A drug company has been overcharging the NHS by more than £100m over the past 10 years for the thyroid drug liothyronine, the Competition and Markets Authority (CMA) has found.
The CMA found that drug company Concordia has increased the cost of the drug by almost 6,000% in a decade.
The drug, which is used to treat hypothyroidism, cost £4.46 before it was de-branded in 2007 but had risen in price to £258.19 by July 2017.
As a result, the CMA could impose a fine on the drug company amounting to 10% of its annual worldwide turnover.
This comes after NHS England released a consultation on restricting the prescribing of 18 over-the-counter and ‘low value’ items, of which liothyronine was one.
The consultation document, released in July, said ‘significant costs’ and ‘limited evidence to support its routine prescribing’ meant GPs should only prescribe the drug in ‘exceptional circumstances’.
However, the BMA’s response to the consultation said the drug should never be prescribed in primary care, adding that patients on liothyronine ‘have complex endocrine needs and should be under the care of a consultant who should be responsible for any deprescribing required’.
CMA chief executive Andrea Coscelli said: ‘Pharmaceutical companies which abuse their position and overcharge for drugs are forcing the NHS – and the UK taxpayer – to pay over the odds for important medical treatments.
‘We allege that Concordia used its market dominance in the supply of liothyronine tablets to do exactly that.’
However, she added that ‘there has been no definitive decision that there has been a breach of competition law’, with the CMA to consider ‘any representations from the companies before deciding whether the law has in fact been broken’.

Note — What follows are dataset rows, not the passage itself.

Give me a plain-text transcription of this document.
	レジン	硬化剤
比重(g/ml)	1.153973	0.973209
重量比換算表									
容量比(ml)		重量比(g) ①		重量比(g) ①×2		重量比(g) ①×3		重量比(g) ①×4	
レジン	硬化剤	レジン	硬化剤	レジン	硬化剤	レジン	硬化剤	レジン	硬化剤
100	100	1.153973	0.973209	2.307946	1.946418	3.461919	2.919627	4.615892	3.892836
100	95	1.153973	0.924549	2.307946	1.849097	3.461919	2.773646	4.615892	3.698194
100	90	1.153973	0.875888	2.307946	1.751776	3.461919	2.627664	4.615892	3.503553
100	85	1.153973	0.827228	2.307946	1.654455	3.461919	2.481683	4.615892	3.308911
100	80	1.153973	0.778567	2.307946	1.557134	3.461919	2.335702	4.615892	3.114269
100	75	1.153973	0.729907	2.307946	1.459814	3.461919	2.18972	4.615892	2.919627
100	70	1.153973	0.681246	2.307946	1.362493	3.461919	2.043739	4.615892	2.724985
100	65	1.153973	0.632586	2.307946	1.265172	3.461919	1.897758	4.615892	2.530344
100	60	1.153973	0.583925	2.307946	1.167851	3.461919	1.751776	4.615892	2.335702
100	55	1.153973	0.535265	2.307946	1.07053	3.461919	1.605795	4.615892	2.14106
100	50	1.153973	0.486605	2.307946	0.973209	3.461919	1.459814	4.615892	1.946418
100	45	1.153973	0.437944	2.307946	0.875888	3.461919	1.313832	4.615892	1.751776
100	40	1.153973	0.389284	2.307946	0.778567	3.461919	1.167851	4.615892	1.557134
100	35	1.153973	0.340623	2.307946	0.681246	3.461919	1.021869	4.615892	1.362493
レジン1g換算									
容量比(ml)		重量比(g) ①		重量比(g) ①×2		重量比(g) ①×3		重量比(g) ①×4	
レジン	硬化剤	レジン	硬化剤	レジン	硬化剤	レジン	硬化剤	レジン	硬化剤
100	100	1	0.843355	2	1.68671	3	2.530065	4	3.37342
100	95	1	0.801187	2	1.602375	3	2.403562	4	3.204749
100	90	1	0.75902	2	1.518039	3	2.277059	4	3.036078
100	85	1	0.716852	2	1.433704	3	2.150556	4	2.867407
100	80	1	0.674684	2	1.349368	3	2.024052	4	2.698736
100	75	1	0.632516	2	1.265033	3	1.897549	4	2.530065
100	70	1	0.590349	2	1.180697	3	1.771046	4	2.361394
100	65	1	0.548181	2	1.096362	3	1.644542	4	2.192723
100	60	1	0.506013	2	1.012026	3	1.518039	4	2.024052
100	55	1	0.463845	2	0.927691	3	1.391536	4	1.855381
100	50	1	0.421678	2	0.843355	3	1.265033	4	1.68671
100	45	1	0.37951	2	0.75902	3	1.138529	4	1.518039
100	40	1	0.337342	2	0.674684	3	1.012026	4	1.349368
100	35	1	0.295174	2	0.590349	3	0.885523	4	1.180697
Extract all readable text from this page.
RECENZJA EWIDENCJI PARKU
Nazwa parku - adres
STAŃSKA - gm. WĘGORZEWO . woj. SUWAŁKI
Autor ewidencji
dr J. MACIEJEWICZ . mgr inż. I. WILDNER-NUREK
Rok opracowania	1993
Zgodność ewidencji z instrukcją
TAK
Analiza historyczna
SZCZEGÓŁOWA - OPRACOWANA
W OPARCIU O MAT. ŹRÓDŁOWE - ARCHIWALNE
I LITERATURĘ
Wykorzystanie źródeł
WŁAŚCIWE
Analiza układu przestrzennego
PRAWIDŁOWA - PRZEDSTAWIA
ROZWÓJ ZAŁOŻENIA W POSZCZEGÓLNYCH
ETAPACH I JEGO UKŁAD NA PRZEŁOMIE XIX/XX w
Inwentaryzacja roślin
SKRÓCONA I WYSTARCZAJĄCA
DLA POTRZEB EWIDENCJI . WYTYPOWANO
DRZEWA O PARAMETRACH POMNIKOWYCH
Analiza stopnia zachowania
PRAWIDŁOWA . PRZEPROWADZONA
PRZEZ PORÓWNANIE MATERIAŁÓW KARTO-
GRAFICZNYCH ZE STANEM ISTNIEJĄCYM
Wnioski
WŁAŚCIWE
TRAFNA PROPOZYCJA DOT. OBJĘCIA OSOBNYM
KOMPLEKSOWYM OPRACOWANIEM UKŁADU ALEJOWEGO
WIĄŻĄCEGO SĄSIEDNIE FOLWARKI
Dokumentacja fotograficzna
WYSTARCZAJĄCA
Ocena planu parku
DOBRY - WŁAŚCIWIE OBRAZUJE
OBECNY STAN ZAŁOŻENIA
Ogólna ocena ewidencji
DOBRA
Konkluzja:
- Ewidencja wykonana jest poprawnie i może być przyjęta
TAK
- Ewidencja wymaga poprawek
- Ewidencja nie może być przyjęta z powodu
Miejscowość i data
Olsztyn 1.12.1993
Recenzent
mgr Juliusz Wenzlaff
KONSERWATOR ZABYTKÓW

In a statement, Concordia said: ‘We do not believe that competition law has been infringed. The pricing of liothyronine has been conducted openly and transparently with the Department of Health in the UK over a period of 10 years.
‘Over that time, significant investment has been made in this medicine to ensure its continued availability for patients in the UK, to the specifications required by the Medicines and Healthcare products Regulatory Agency in the UK.’